OVER 50 YEARS AGO, IT ALL STARTED WITH TEACHING 23 YOUNG AMPUTEES TO CONQUER THE SKI SLOPES.
“Hal, I hate your guts!” That was one of the very first reactions Hal O’Leary received after his first morning out on the slopes with 23 children with amputations. In January of 1970 in Winter Park, CO, Hal embarked on an adventure to create a ski program to teach people with disabilities how to ski.
The National Sports Center for the Disabled’s story began when Winter Park Ski School was looking for ski instructors to teach amputees from Children’s Hospital Colorado how to ski. Hal was the first and only person to raise his hand. With only six days to prepare, he got to work teaching himself how to ski on a single ski with one leg suspended and borrowed outriggers for support.
Nothing could prepare Hal for his first morning with these children. There were many frustrated tears after repeatedly falling down in the snow on a particularly cold and windy morning. But despite all the frustration, Hal soon had them skiing down the hill in straight lines.
By the end of the day everyone was laughing and that very same participant who complained earlier said,
“Hal, I don’t really hate you, I like you, you did a good job.”
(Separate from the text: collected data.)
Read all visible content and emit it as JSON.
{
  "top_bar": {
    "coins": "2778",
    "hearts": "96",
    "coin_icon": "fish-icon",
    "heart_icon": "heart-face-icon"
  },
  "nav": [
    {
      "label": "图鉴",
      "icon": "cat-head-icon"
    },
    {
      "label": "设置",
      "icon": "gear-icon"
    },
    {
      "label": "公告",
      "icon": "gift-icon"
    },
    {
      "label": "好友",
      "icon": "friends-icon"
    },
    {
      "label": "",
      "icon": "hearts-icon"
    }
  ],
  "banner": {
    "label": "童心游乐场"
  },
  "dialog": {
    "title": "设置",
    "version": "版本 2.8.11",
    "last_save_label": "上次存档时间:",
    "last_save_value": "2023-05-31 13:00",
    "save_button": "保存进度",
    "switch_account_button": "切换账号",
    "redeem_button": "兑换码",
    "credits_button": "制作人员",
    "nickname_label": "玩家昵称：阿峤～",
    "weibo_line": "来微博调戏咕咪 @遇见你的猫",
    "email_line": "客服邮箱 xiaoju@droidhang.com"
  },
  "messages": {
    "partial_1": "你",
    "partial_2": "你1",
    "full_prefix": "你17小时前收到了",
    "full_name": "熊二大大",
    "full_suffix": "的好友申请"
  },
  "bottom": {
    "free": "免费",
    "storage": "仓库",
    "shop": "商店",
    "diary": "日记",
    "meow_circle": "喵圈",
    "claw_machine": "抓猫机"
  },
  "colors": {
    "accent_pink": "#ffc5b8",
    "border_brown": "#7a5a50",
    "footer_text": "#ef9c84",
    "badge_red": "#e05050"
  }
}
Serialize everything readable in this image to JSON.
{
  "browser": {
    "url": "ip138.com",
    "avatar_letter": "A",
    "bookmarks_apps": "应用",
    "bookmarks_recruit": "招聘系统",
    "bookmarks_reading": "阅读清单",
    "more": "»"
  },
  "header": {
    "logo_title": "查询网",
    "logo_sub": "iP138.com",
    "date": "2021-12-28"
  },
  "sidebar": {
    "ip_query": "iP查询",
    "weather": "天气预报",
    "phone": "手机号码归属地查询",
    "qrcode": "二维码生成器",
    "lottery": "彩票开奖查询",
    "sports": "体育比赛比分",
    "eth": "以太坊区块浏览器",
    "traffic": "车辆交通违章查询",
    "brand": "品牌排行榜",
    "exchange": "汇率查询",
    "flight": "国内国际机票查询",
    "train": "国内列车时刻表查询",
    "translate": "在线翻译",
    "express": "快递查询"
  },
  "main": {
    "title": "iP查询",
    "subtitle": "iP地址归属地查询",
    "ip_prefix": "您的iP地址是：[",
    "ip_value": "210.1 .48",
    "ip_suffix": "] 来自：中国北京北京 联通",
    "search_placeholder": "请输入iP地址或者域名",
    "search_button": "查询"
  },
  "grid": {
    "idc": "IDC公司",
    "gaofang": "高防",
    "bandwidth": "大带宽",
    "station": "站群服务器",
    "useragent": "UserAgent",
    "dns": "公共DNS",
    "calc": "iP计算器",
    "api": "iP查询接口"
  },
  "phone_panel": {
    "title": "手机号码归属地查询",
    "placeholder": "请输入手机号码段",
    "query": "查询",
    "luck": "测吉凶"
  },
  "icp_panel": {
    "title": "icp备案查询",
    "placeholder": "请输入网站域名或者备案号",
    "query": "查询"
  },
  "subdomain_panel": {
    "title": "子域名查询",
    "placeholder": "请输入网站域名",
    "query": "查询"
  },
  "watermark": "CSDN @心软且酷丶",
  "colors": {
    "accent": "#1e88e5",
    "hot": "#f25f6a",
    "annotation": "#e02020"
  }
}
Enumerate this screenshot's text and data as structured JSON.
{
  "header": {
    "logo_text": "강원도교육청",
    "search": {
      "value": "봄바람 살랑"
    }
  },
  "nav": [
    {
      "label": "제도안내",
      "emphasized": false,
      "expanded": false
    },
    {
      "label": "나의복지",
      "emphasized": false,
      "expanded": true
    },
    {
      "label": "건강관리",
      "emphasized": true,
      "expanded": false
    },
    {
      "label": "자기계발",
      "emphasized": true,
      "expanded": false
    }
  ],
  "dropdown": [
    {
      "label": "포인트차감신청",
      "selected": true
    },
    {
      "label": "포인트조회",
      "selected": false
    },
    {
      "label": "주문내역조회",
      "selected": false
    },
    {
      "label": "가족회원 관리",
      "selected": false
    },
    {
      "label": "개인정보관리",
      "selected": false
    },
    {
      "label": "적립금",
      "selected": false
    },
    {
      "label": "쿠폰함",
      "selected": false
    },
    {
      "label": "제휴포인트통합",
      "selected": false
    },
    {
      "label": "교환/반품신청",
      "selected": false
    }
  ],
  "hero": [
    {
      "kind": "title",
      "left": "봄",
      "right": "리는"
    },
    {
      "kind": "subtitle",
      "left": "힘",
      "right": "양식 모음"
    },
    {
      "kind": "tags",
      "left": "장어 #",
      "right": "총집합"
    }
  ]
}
From the joy and inspiration of these 23 amputees and Hal’s fierce determination to help them love playing in the great outdoors, we have worked tirelessly to expand on Hal’s vision of seeing the “able” in everyone and believing that anything is possible. Through the last 50 years, Hal has revolutionized the adaptive ski industry and has broken down the barriers between sports and those living with disabilities.
Today, the National Sports Center for the Disabled offers incredible adaptive outdoor experiences from skiing, hiking and horseback riding to rafting, archery, camping and more. And our Elite Athletes come from around the world to train here and ski competitively at the highest levels of their sport.